As an example, Figure 3 shows the ACF for the time series in the daily temperature example. The ACF for a time series can be plotted easily using function “$acf()$” for a $ts$ (time series) object in R. The dashed lines in Figure 3 show the 95% percent confidence interval for the correlations being zero. Therefore, it can be observed that only $\rho(0)$ and $\rho(1)$ are significant at confidence level $\alpha=0.05$. We can regard this type of ACF as an ACF from a stationary time series, and it thus can be modeled as an order 1 moving average (MA) model since only $\rho(0)$ and $\rho(1)$ are significant.

Figure 3. ACF for the time series in the daily temperature example.

Similarly, the ACF for the time series in the Australian beer example is shown in Figure 4. It is clear that the correlations show a periodic pattern, and all correlations for the first and third quarters are significant at the confidence level $\alpha=0.05$. In practice, we have to remove the seasonal trend for such type of data before analyzing it as a stationary time series.

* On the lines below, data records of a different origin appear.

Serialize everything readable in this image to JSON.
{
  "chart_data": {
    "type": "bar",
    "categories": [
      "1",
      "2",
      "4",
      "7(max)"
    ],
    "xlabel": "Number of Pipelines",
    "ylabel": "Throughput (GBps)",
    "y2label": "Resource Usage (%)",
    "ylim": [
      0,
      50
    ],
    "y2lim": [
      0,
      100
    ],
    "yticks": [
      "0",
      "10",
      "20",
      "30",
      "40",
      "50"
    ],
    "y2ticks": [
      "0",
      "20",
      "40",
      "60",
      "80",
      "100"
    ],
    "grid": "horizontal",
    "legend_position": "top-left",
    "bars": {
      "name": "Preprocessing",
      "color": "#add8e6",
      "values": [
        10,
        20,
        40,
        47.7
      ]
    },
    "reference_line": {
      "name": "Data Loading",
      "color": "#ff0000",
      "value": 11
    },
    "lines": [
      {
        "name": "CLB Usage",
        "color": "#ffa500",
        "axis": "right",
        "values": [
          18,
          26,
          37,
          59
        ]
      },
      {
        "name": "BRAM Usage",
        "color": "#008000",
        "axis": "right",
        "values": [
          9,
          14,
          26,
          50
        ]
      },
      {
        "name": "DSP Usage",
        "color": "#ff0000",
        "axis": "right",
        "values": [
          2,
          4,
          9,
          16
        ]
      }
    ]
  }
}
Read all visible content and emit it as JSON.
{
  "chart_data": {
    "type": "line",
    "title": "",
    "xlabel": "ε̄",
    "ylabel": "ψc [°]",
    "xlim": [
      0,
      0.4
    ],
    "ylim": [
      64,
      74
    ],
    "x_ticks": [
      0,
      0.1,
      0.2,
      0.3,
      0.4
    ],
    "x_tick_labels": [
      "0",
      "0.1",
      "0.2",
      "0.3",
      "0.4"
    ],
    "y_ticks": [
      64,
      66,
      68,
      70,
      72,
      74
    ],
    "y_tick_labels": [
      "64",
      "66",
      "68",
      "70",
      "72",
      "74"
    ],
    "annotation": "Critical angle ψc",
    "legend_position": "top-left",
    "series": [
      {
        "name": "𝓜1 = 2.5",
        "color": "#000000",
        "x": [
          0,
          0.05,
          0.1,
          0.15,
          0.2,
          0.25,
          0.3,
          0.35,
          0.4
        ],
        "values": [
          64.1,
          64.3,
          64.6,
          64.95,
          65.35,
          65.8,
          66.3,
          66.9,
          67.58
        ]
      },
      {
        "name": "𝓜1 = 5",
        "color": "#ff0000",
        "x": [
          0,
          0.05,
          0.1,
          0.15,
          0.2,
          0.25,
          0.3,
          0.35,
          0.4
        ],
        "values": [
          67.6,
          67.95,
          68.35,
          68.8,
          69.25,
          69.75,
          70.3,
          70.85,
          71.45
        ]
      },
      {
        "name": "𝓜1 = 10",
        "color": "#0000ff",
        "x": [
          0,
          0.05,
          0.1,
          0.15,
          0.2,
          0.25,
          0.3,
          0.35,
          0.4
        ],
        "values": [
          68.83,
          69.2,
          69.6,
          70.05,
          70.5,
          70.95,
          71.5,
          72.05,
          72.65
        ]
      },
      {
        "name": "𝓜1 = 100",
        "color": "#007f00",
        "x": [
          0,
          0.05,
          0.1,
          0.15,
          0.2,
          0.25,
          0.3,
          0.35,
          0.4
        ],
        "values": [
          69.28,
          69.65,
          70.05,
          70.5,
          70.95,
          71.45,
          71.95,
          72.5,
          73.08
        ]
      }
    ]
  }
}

Figure 4. ACF for the time series in the Australian beer example.

The ACF plot is an important way for identifying non-stationary times series. For a stationary time series, the ACF will drop to zero relatively quickly (as shown in Figure 3), while the ACF of non-stationary data decreases slowly (like Figure 4).

A typical way to make a time series stationary is to calculate the differences between consecutive observations $y_{t+1}$ and $y_t$, which is known as differencing. Differencing can help stabilize the mean of a time series by removing changes in the level of a time series, and so eliminating trend and seasonality. Besides, transformations such as logarithms can help to stabilize the variance of a time series.

Just thinking, the object of time series forecasting should predict what can happen in the future based on high volume of existing data. So I was wondering can we smooth the non-stationary data to stationary data and reduce the risk of outliers or accidental cases?